Text Recognition for Documents in ScanPapyrus

Convert scanned documents to Microsoft Word or PDF retaining the formatting of the text.

A scanned document is a set of images saved in a chosen format. For instance, the DjVu and TIFF formats are designed for storing images only, unlike the PDF format - this format can store both images and text. It may often be sufficient for you to save whole scanned pages as a PDF file without text recognition. In this case, you leave the appearance of the source document maximally unchanged without any of the distortions in the recognition of the text.

If you want to recognize a document, ScanPapyrus allows you to use an OCR cloud service from the company ABBYY (http://www.abbyy.com). This company's recognition algorithms have been developed for years and are perhaps the best in the world.
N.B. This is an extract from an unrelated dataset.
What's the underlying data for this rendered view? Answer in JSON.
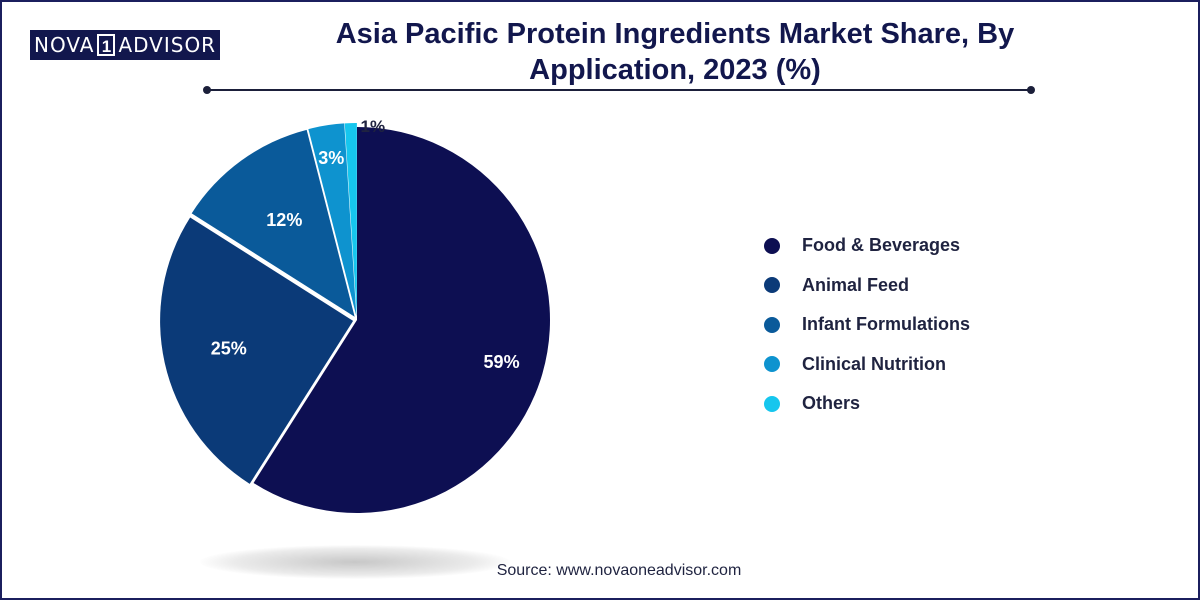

They rarely make mistakes during recognition, retain as much formatting as possible and recognition does not take much time.

You will need an Internet connection to perform text recognition. Furthermore, access to the service is not free of charge.

How to Use Text Recognition in ScanPapyrus

Starting from version 19.0, ScanPapyrus has the Recognition tab.

This tab contains the Recognize Document button. Clicking on this opens a dialog box with recognition parameters. This dialog box allows you to specify the language of the document - or several languages, if the document is in multiple languages (for instance, German and English).

Select the output format of the document here as well. There are several options available:

  • Microsoft Word – the document will be saved as a file in the Microsoft Word format. The formatting of the source document will be retained, and the images will be inserted into the document the way they appear in the original document.
  • Microsoft Excel – if the scanned source document is a table, you can save it as a spreadsheet in the Microsoft Excel format.
  • PDF text and images – the document will be saved as a PDF. The text of the source document will be saved as text in the PDF, and you will be able to copy it from the PDF and search within the document. Images will be inserted into the document as they appear in the original file. The formatting of the source document will be retained as well.
  • Rich text – the document will be saved in the RTF format, which is simpler than the Microsoft Word format.
  • Plain text – the document will be saved as a plain text document without images. The formatting will be lost.

After you specify the parameters, click the Recognize button. The program will send your document to the recognition cloud service. You will see your list of documents sent for recognition on the screen.

Usually, the service completes recognition in one or two minutes. You can see the status of the document recognition process in the Recognition Task List dialog box, which is opened by clicking on the Task List button in the main window of the program. Click the Update Status button to update the status of the task. When recognition is complete, the status of the task will be changed to Finished and the Save As... button will appear on the File column. Click this button to save the document to the selected location on your hard drive.

Recognition Key Activation

To be able to use the recognition service, you need to activate the recognition key. Each key allows you to recognize 100 pages using the recognition service. You can purchase a recognition key at the Price page. You will also get to this page if you click the Buy Key button on the Recognition tab. After your purchase, the key will be sent to your e-mail address. When you receive the recognition key, you will need to activate it in ScanPapyrus. To do it, click the Activate Key button on the Recognition tab.

Paste your key into the input field and click the Activate button. You will see a message confirming your successful key activation. The key will be active for a term of 90 days from the moment of activation.

You can monitor the status of your keys in the Activated Recognition Keys List dialog box, opened by clicking on the Key Status button.

This dialog box shows you how many pages for recognition are available for you and when the term of your key expires.

Your Data Security

ScanPapyrus uses the ABBYY OCR Cloud service for recognition (https://www.abbyy.com). Your data is stored and processed by ABBYY in accordance with their privacy policy (https://www.abbyy.com/privacy/). ABBYY will not have access to, view, use, publish, reproduce or disclose any data you upload. Uploaded data will be stored for the purposes of processing on a server in the European Union for a limited period of time.

ABBYY automatically deletes all uploaded data within forty-two (42) hours after it is uploaded to the service. Processed uploaded data is deleted within twenty-four (24) hours after it is processed by the service.

While sending your pages, you on your own must evaluate the legality, safety, appropriateness, intellectual property rights and usage rights of data you send to the service.

All data is sent via the secure HTTPS protocol, ensuring your protection against data interception.

ScanPapyrus neither sends nor stores your data on third-party servers.